Pure IoT technology providers are often much smaller than their IT or OT counterparts but are growing rapidly. And because their solutions are typically niche – designed around a use case rather than an industry – their exposure to any one industry is reduced. They were able to ride out the pandemic more comfortably than the production-focused OT / MOM providers, though not as well as the larger IT / enterprise providers who were better positioned to leverage their size to manage customers and spread risk across multiple industries and technologies .
Worldwide TAM for MOM Software in 2021 is approximately $ 6.8 billion, moving to around $ 8.4 billion by 2025. Seven key providers have about 30% of the market, and about 60% of the total market is owned by major, established industrial automation companies, many of which are moving into the software space for strategic and financial reasons, in line with the digital transformation trend.
There is overlap between parts of the MOM market and the IIoT / connected application space, and connected applications are key to digital transformation initiatives.

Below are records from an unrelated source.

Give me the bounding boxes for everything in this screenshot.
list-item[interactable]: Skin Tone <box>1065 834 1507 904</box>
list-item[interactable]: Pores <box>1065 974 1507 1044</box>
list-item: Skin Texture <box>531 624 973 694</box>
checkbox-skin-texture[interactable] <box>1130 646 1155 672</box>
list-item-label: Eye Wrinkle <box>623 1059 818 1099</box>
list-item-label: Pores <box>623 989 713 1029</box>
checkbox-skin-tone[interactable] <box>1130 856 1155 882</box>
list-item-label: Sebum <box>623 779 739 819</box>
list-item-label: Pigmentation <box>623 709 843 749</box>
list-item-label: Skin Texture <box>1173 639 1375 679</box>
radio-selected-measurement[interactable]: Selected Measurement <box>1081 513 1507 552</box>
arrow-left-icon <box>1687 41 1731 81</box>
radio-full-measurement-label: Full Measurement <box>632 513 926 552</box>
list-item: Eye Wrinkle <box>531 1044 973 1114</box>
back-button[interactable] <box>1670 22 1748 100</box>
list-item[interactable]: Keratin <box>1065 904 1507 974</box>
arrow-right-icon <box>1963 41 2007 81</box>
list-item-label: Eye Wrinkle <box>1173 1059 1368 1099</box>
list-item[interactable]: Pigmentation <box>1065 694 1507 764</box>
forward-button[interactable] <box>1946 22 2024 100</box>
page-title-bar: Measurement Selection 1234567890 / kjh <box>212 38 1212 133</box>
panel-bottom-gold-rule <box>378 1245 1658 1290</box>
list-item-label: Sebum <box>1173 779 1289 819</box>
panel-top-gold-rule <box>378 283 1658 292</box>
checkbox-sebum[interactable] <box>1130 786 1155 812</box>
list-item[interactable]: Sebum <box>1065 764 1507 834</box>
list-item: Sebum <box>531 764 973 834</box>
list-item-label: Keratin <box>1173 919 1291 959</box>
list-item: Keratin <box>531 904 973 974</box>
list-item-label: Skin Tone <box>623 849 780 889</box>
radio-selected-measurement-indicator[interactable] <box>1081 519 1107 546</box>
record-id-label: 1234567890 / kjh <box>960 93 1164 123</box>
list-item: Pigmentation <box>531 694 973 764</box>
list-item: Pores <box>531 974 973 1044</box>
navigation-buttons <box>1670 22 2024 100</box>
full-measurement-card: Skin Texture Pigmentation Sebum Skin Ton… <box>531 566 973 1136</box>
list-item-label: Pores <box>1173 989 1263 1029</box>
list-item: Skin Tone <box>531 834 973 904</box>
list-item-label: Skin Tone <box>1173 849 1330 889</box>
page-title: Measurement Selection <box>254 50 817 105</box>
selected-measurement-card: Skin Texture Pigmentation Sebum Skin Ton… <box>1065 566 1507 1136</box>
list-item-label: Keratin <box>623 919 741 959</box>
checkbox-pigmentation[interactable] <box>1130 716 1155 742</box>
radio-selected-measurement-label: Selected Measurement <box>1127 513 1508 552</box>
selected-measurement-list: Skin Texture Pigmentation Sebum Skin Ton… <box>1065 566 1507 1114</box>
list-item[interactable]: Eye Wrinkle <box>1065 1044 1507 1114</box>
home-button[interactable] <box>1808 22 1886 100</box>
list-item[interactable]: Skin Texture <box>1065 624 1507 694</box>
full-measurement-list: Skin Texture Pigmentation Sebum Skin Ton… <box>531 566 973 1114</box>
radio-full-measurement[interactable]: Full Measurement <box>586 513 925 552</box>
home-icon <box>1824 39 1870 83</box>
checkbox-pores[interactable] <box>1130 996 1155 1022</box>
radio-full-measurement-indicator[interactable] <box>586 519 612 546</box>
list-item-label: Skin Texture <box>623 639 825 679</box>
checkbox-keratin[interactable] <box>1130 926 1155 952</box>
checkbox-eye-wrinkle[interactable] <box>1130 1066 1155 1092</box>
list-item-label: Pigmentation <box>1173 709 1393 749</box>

Mergers and Acquisitions (M&A)
Operational technology (OT) companies – large, well-established and funded companies that grew by developing industrial automation hardware – are acquiring more profitable, faster-growing software companies in the MOM space or adjacent markets. Examples in 2021 include Rockwell acquiring Plex, expanding its coverage in the cloud offering, and Emerson “partly acquiring” Aspentech, part of Emerson’s overall strategy to enter new software areas.
Honeywell is exploring new ways to deploy its solutions in new markets; its acquisition of life science software company Sparta will allow customers to gain critical insights from manufacturing data to improve their manufacturing processes, maintain quality and improve patient safety and supply chain continuity.
Getting More Out of MOM With IIoT / Connected Applications
First, when striving to get more out of MOM, it’s important to decide if your goal is to improve efficiency, reduce downtime or improve product quality. This makes a difference when selecting a product or provider. The aim (use case) of any connected applications should also be identified.
Once you develop a shortlist of suitable providers, you should ask the following questions
- Can they provide support right through the transformation process?
- Can they support both new and legacy systems?
- Can they scale as your company grows?
With this, you should be well on your way to taking better advantage of MOM.